Hebron, (IINA) - Israeli forces destroyed on Tuesday the house of Maher Hashlamoun, a Palestinian who is currently in Israeli jail for allegedly carrying out a stabbing attack last year. Moreover, the Israeli forces stormed an apartment building in Al-Zaytoun district in the city of Hebron and raided the apartment of Hashlamoun's family, WAFA reported.
The forces locked the family in one of the apartments and threatened to shoot them if they attempted to leave or open the windows, they then proceeded to destroy Hashlamoun's apartment.
Israel accuses Hashlamoun of carrying out a stabbing attack near Etzion settlement in the West Bank on 10 November 2014. The attack reportedly left one settler killed and two others injured. Israeli authorities sentenced him to serve two life sentences in jail, and he was also ordered to pay a fine of 3 million shekels (about $777,000).
Meanwhile in Nablus, Israeli forces handed the family of Raghib Elewi, a Palestinian whom Israel accuses of being involved in the shooting of an Israeli settler couple earlier this month, a notice ordering them to leave the house within 48 hours in order to demolish it. The forces also raided a supermarket that belongs to Elewi’s family and seized a computer and surveillance cameras, besides detaining Elewi’s brother, Ramez.
Forces also stormed, plundered and took photos of Ammar Al-Qawasmi's house in an apparent prelude to demolishing it. Al-Qawasmi is a teenager who was shot dead by an Israeli Jewish settler in Ash-Shuhada Street in Hebron’s Old City on Saturday. The settler claims that Al-Qawasmi attempted to stab him, although he was not injured.
B’Tselem, an Israeli human rights group, says: “The people who bear the brunt of the (punitive) demolitions are relatives – including women, the elderly, and children – whom Israel does not suspect of involvement in any offense”.

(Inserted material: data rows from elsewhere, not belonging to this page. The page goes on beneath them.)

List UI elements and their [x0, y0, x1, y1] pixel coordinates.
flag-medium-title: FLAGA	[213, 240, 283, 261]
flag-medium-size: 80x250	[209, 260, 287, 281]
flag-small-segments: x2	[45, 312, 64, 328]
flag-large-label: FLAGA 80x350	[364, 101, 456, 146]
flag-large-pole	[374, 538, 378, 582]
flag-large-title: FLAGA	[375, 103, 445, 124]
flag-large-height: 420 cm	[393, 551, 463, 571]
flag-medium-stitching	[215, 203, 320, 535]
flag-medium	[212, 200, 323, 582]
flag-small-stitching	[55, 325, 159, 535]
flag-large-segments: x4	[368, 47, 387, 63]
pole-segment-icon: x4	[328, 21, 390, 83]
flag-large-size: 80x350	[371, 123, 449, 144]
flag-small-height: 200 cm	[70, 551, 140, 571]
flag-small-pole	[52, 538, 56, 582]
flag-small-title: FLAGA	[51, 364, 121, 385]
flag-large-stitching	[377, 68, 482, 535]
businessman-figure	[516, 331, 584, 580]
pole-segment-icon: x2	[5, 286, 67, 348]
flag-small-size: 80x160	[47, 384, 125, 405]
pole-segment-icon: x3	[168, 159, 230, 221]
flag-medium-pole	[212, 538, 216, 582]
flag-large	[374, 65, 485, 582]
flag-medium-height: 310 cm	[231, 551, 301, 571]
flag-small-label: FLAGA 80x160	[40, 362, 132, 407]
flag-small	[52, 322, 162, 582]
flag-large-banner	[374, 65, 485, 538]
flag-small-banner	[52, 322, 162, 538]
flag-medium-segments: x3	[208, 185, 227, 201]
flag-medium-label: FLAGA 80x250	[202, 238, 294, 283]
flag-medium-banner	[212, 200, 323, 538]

“In the vast majority of cases, the person whose actions prompted the demolition was not even living in the house at the time of the demolition”, adds the group. “The official objective of the house demolition policy is deterrence … yet the deterrent effect of house demolitions has never been proven”.
It stressed that “since this constitutes deliberate harm to innocents, it is clear that even if house demolition had the desired deterrent effect, it would, nevertheless, remain unlawful”.
Amnesty International argued that the Israeli authorities’ claim regarding such demolitions is entirely irrelevant in the eyes of International humanitarian law, which places clear limits on the actions that an occupying power may take in the name of security, and the absolute prohibition on collective punishment is one of the most important of these rules.